Blueberry-Apple Sour Cream Coffee Cake
Ingredients
· ¾ cup butter, softened (1½ sticks)/ 6 ounces
· 1 cup sugar/ 7 ounces
· 2 eggs
· 8 ounces sour cream/ 1 cup/ 225 g
· 2 cups flour/ 10 ounces/ 284 g
· 1 teaspoon baking powder
· 1 teaspoon nutmeg
· ½ teaspoon salt
· 1 teaspoon baking soda
· 1 cup fresh blueberries/ 5 ounces
· 1 medium granny smith apple, peeled and chopped/ 4½ ounces
· TOPPING
· ¾ cup packed light brown sugar/ 5¼ ounces
· 1 cup chopped walnuts/ 4 ounces
· 1 teaspoon cinnamon
Instructions
· Preheat the oven to 350° F. Grease a 13 x 9 inch pan or two 8-inch round cake pans with melted coconut oil, or spray with a non-stick cooking spray.
· Mix the butter and sugar together until light and fluffy.
· Add the eggs and sour cream and combine thoroughly.

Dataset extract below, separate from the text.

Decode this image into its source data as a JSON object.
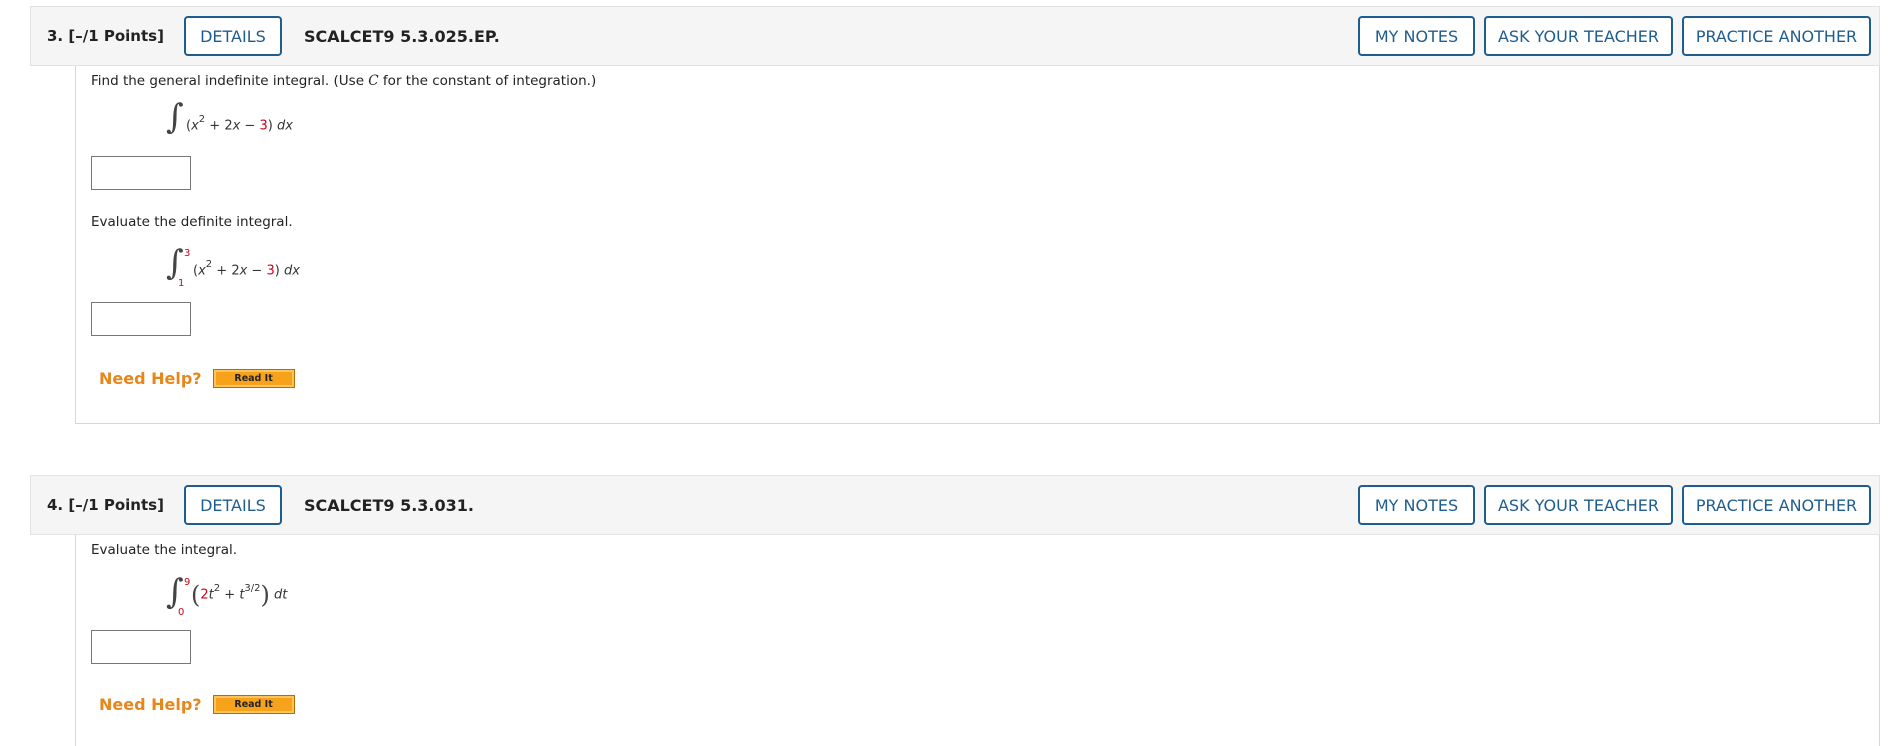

· In another bowl whisk together the flour, baking powder, nutmeg, salt, and baking soda and add to the batter mixture. Stir until just combined.

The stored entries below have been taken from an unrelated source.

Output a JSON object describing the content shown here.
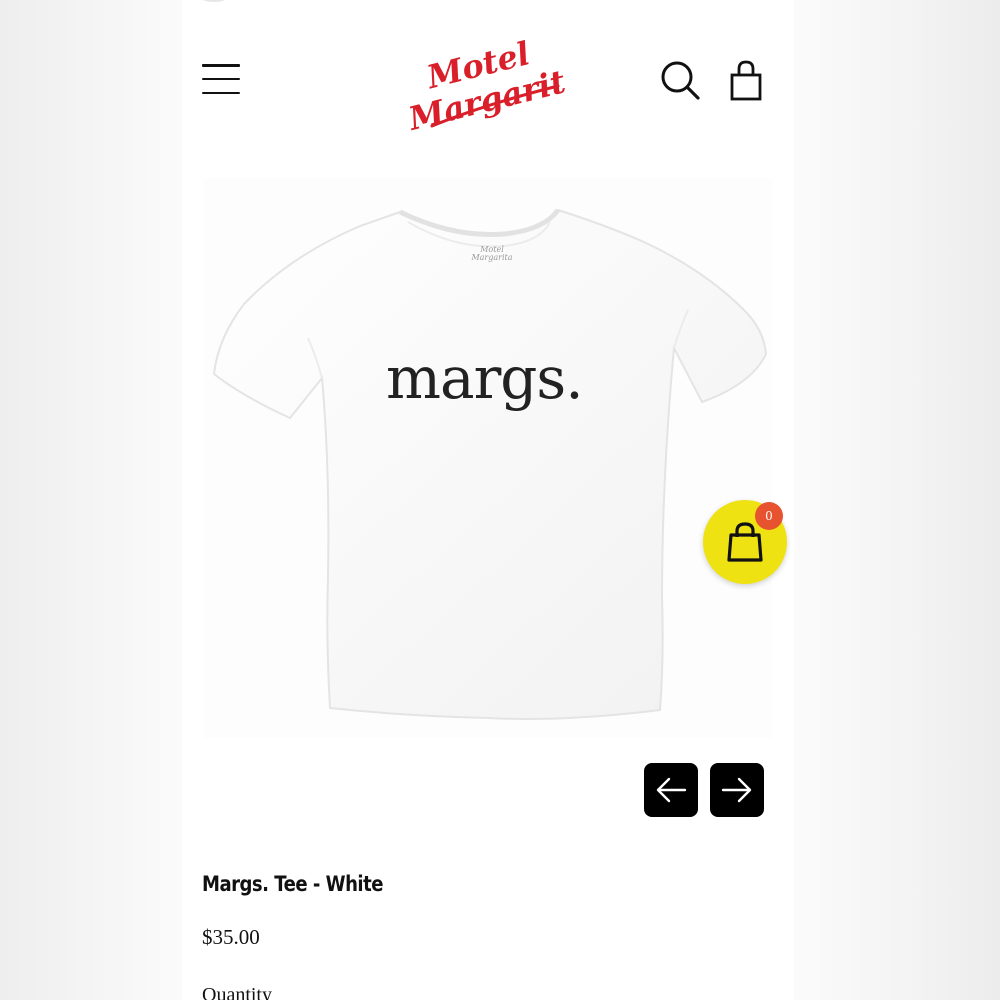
{
  "header": {
    "logo_line1": "Motel",
    "logo_line2": "Margarita",
    "menu_icon": "hamburger-icon",
    "search_icon": "search-icon",
    "bag_icon": "shopping-bag-icon"
  },
  "product": {
    "shirt_print": "margs.",
    "collar_tag_line1": "Motel",
    "collar_tag_line2": "Margarita",
    "title": "Margs. Tee - White",
    "price": "$35.00",
    "quantity_label": "Quantity"
  },
  "cart": {
    "count": "0",
    "icon": "shopping-bag-icon"
  },
  "gallery": {
    "prev_icon": "arrow-left-icon",
    "next_icon": "arrow-right-icon"
  },
  "colors": {
    "brand_red": "#d9202a",
    "cart_yellow": "#efe213",
    "badge_orange": "#e6532e"
  }
}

· Fold in the blueberries and apples and pour into the pan(s), dividing the batter evenly if using two pans.
· Mix the brown sugar, chopped walnuts, and cinnamon together and sprinkle evenly over the batter.

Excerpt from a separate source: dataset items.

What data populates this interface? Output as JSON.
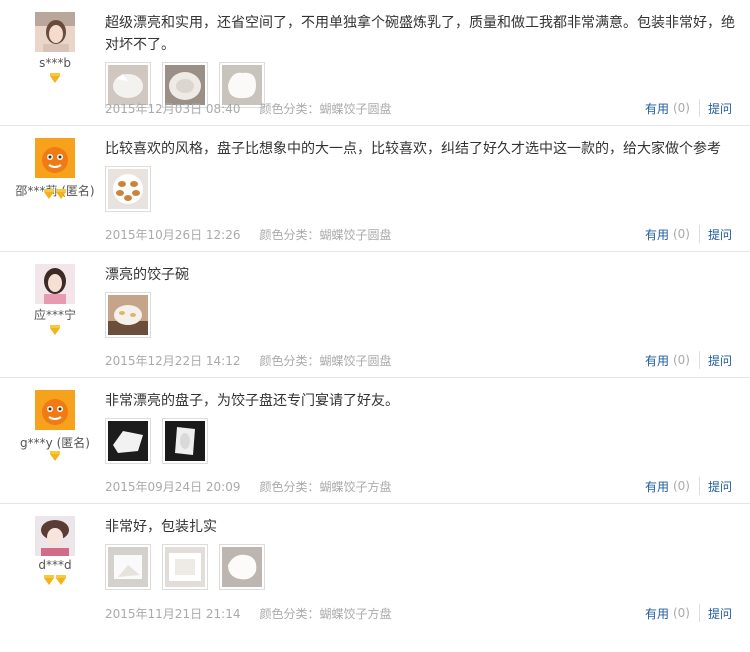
{
  "reviews": [
    {
      "user": "s***b",
      "avatar": "avatar-photo-icon",
      "badges": 1,
      "comment": "超级漂亮和实用，还省空间了，不用单独拿个碗盛炼乳了，质量和做工我都非常满意。包装非常好，绝对坏不了。",
      "photos": [
        "plate-photo-1",
        "plate-photo-2",
        "plate-photo-3"
      ],
      "date": "2015年12月03日 08:40",
      "spec": "颜色分类：蝴蝶饺子圆盘",
      "useful_label": "有用",
      "useful_count": "(0)",
      "ask_label": "提问"
    },
    {
      "user": "邵***莉 (匿名)",
      "avatar": "anonymous-mascot-icon",
      "badges": 2,
      "comment": "比较喜欢的风格，盘子比想象中的大一点，比较喜欢，纠结了好久才选中这一款的，给大家做个参考",
      "photos": [
        "plate-photo-1"
      ],
      "date": "2015年10月26日 12:26",
      "spec": "颜色分类：蝴蝶饺子圆盘",
      "useful_label": "有用",
      "useful_count": "(0)",
      "ask_label": "提问"
    },
    {
      "user": "应***宁",
      "avatar": "avatar-photo-icon",
      "badges": 1,
      "comment": "漂亮的饺子碗",
      "photos": [
        "plate-photo-1"
      ],
      "date": "2015年12月22日 14:12",
      "spec": "颜色分类：蝴蝶饺子圆盘",
      "useful_label": "有用",
      "useful_count": "(0)",
      "ask_label": "提问"
    },
    {
      "user": "g***y (匿名)",
      "avatar": "anonymous-mascot-icon",
      "badges": 1,
      "comment": "非常漂亮的盘子，为饺子盘还专门宴请了好友。",
      "photos": [
        "plate-photo-1",
        "plate-photo-2"
      ],
      "date": "2015年09月24日 20:09",
      "spec": "颜色分类：蝴蝶饺子方盘",
      "useful_label": "有用",
      "useful_count": "(0)",
      "ask_label": "提问"
    },
    {
      "user": "d***d",
      "avatar": "avatar-photo-icon",
      "badges": 2,
      "comment": "非常好，包装扎实",
      "photos": [
        "plate-photo-1",
        "plate-photo-2",
        "plate-photo-3"
      ],
      "date": "2015年11月21日 21:14",
      "spec": "颜色分类：蝴蝶饺子方盘",
      "useful_label": "有用",
      "useful_count": "(0)",
      "ask_label": "提问"
    }
  ],
  "colors": {
    "link": "#1f5c99",
    "meta_text": "#aaaaaa",
    "badge": "#f3b21a",
    "divider": "#e6e6e6"
  }
}
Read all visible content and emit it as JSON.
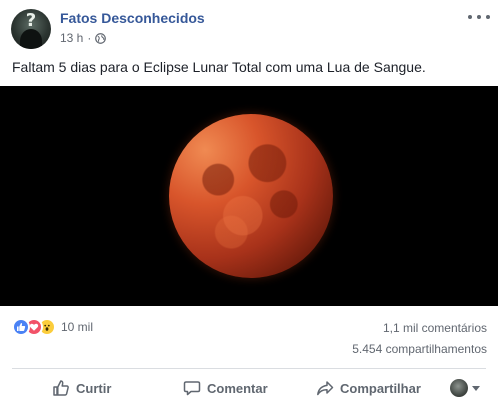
{
  "post": {
    "page_name": "Fatos Desconhecidos",
    "time": "13 h",
    "separator": "·",
    "privacy_icon": "globe-icon",
    "avatar_glyph": "?",
    "text": "Faltam 5 dias para o Eclipse Lunar Total com uma Lua de Sangue."
  },
  "photo": {
    "subject": "moon-icon"
  },
  "stats": {
    "reactions": [
      "like-icon",
      "love-icon",
      "wow-icon"
    ],
    "reaction_count": "10 mil",
    "comments": "1,1 mil comentários",
    "shares": "5.454 compartilhamentos"
  },
  "actions": {
    "like": "Curtir",
    "comment": "Comentar",
    "share": "Compartilhar"
  },
  "colors": {
    "link": "#365899",
    "secondary_text": "#616770",
    "action_text": "#606770",
    "like": "#4a82f5",
    "love": "#f25268",
    "wow": "#fbcd3c"
  }
}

· Bake for 30-35 minutes until a toothpick inserted in the center of the pan(s) comes out clean.
French Apple Cake
Ingredients
· 1 cup all-purpose flour, spooned into measuring cup and leveled off
· 1 teaspoon baking powder
· ¼ teaspoon salt
· ½ cup (1 stick) unsalted butter, at room temperature
· ⅔ cup granulated sugar, plus more for sprinkling over cake
· 2 large eggs
· 1 teaspoon vanilla extract
· 3 tablespoons dark rum
· 2 medium baking apples, peeled, cored and cut into ½-inch cubes (about 2½ cups; see note)
· Confectioners' sugar (optional), for decorating cake
Instructions
· Preheat the oven to 350°F (175°C) and set an oven rack in the middle position. Grease a 9-inch (23-cm) springform or regular cake pan with butter or nonstick cooking spray. If using a regular cake pan, line the bottom of the pan with parchment paper and grease again.
· In a small bowl, whisk together the flour, baking powder and salt.
· Using a handheld mixer with beaters or a stand mixer with the paddle attachment, cream the butter and granulated sugar until light and fluffy, about 3 minutes.
· Add the eggs, one at a time, beating well and scraping down the sides of the bowl after each addition.
· Beat in the vanilla and rum. Don't worry if the batter looks curdled at this point; that's okay.
· Add the flour mixture and mix on low speed until just combined. Using a rubber spatula, fold in the chopped apples.
· Scrape the batter into the prepared pan and even the top.
· Sprinkle evenly with 1 tablespoon of granulated sugar.
· Bake for about 40 minutes, or until the cake is golden and a toothpick inserted into the center comes out clean.
· Allow the cake to cool on a rack in the pan.
· Once cool, run a blunt knife around the edges of the cake. If using a springform pan, remove the sides.
· If using a regular cake pan, carefully invert the cake onto the rack, remove the parchment paper, then gently flip the cake over and place right-side-up on a platter.
· Using a fine sieve, dust with confectioners' sugar (if using). Cake can be served warm or room temperature, plain or with lightly sweetened whipped cream or vanilla ice cream.